Stage set, I will now use Te Kākano diagram Steve and I introduced to help you understand Bishop’s ITAR model (Induction, Trialling, Application, Reflection) and how this process relates to unpacking new initiatives, (be it the CPM, structured literacy or Te Mātaiaho) and hopefully support you with how to deliver them with tikanga through core concepts central to Tikanga ‘systems’.
# Kia Whakatō: Planting the seed
Tikanga concept: whakapapa and whanaungatanga
By establishing connections between these two concepts they describe not only our relationship to each other as a team/staff (a whānau-like concept), but also our relationships to the initiatives being driven (the seed to be planted). Whakapapa can be a way of mapping knowledge, it connects place and community. As well as connection to ‘genealogy’, it also means to ‘recite in proper order’; making links between events and ideas. Through chronology, whakapapa links the people, and the practices of the people, to the land.
“Reliance on a whakapapa framework to make sense of our existence requires us to value every person as part of an endlessly expanding whole. This is not to be confused with some feel-good notion of equality or sameness; rather, it recognises that the particular qualities of every person contribute to the vitality of the whakapapa network in its entirety”
- Ani Mikaere (Beneath the Herbs and Plants)
In this quote, Ani explains that whakapapa is not only a way for making sense of the world, but also a behavioural guide.
My point being that in order to make sense of Te Mātaiaho, The Common Practice Model or structured literacy you must go back to the beginning and unpack the intent, mapping its journey, and deciding how this looks in your context with the relationships you have with the people in your community and your basis for allegiance.
To help you plant the seed (Kia Whakatō) with tikanga, using the concept of whakapapa and whanaungatanga we recommend the following activities with your staff:
For a structured literacy initiative, use North-East Literacy
For Te Mātaiaho, use Whakapapa Weaving
For the Common Practice Model, use Common Practice Model Pearls
By acknowledging the chronology, the connection, the relationship of these entities to us in our context, is the beginning of planting the seed (initiative) with tikanga. It is preparing the land for growth, it is operating with and maintaining whanaungatanga throughout this initial planting process (this Induction period). It is acknowledging that we all have a responsibility to care for it once the koha has been accepted; whanaungatanga highlights our belonging and inclusiveness as an educational community to embrace new concepts and ideas.
“ [t]he whanaungatanga principle goes beyond just whakapapa and includes non-kin persons who become like kin through shared experiences”
- Hirini Moko Mead and Pou Temara (Beneath the Herbs and Plants)
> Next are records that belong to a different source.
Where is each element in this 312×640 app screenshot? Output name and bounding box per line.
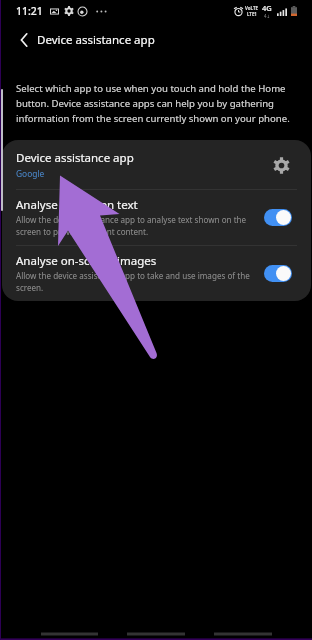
staticText: Analyse on-screen text <box>16 197 138 213</box>
staticText: 11:21 <box>16 4 43 18</box>
button[interactable]: Toggle <box>264 265 292 282</box>
staticText: Device assistance app <box>37 32 155 48</box>
staticText: 4↓ <box>264 13 271 19</box>
button[interactable]: Toggle <box>264 209 292 226</box>
staticText: Allow the device assistance app to take … <box>16 270 252 293</box>
staticText: LTE1 <box>247 11 257 17</box>
button[interactable]: Analyse on-screen text <box>2 190 311 245</box>
staticText: 4G <box>262 3 272 13</box>
staticText: Allow the device assistance app to analy… <box>16 214 252 237</box>
staticText: Device assistance app <box>16 150 134 166</box>
button[interactable]: Device assistance app <box>2 140 311 189</box>
staticText: VoLTE <box>245 5 258 11</box>
staticText: Google <box>16 168 45 179</box>
staticText: Select which app to use when you touch a… <box>16 82 294 125</box>
staticText: Analyse on-screen images <box>16 253 157 269</box>
button[interactable]: Analyse on-screen images <box>2 246 311 301</box>
button[interactable]: Settings <box>269 153 293 177</box>
button[interactable]: Back <box>12 28 36 52</box>
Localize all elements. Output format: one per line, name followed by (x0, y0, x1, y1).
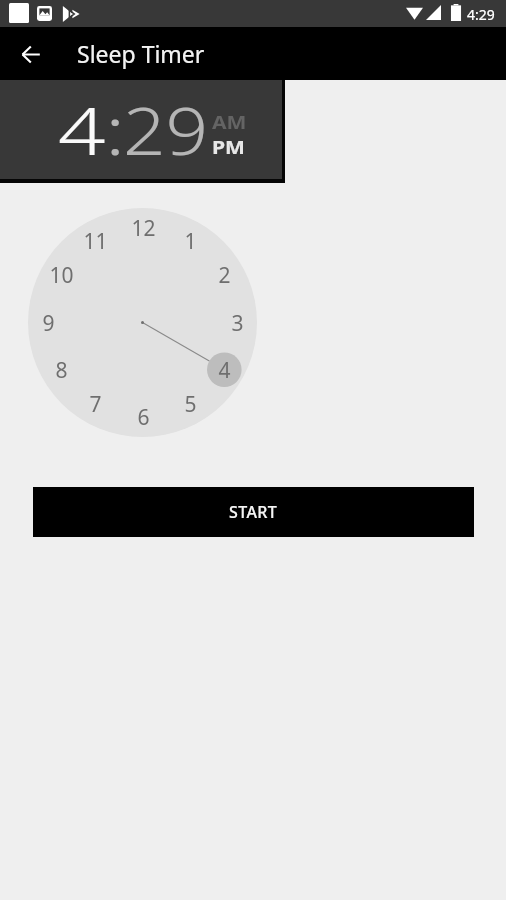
staticText: 3 (231, 309, 244, 337)
staticText: PM (212, 136, 246, 159)
button[interactable]: START (33, 487, 474, 537)
button[interactable]: 1 (172, 227, 208, 255)
staticText: 6 (137, 403, 150, 431)
staticText: 2 (218, 261, 231, 289)
button[interactable]: 6 (125, 403, 161, 431)
button[interactable]: 11 (77, 227, 113, 255)
staticText: START (229, 501, 278, 523)
button[interactable]: 4 (58, 84, 96, 174)
staticText: 4:29 (467, 5, 495, 24)
button[interactable]: 8 (43, 356, 79, 384)
button[interactable]: 29 (123, 84, 199, 174)
staticText: 29 (123, 84, 209, 174)
button[interactable]: 9 (30, 309, 66, 337)
button[interactable]: 12 (125, 214, 161, 242)
staticText: : (105, 84, 126, 174)
button[interactable]: Back (11, 34, 51, 74)
button[interactable]: 10 (43, 261, 79, 289)
button[interactable]: 5 (172, 390, 208, 418)
staticText: 4 (218, 356, 231, 384)
staticText: 11 (83, 227, 108, 255)
staticText: 9 (42, 309, 55, 337)
staticText: AM (212, 111, 247, 134)
staticText: 1 (184, 227, 197, 255)
staticText: 4 (58, 84, 106, 174)
staticText: Sleep Timer (77, 38, 205, 69)
button[interactable]: 4 (206, 356, 242, 384)
button[interactable]: 7 (77, 390, 113, 418)
staticText: 12 (131, 214, 156, 242)
button[interactable]: PM (212, 136, 239, 159)
staticText: 5 (184, 390, 197, 418)
button[interactable]: 3 (219, 309, 255, 337)
button[interactable]: AM (212, 111, 240, 134)
button[interactable]: 2 (206, 261, 242, 289)
staticText: 7 (89, 390, 102, 418)
staticText: 10 (49, 261, 74, 289)
staticText: 8 (55, 356, 68, 384)
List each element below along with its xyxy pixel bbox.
To look for a practical visual of whakapapa and whanaungatanga working together with tikanga think of the way manuhiri and haukāinga interact with protocols during the pōwhiri process. The induction phase after accepting the koha is every bit as similar, we are adhering to the protocol of accepting an initiative, one where the people are building connections and relationships to the context in interactive and discursive ways.
Discursive ways being: engaging in conversations, discussions, or interactions that involve a back-and-forth exchange of ideas and information. It implies that during the pōwhiri process, individuals are not just following a set of rigid rules but are actively participating in dialogue and interactions that help build connections and relationships. These interactions are likely characterised by a free exchange of thoughts, opinions, and cultural elements.
These discursive interactions can be found in any of our ELV tools.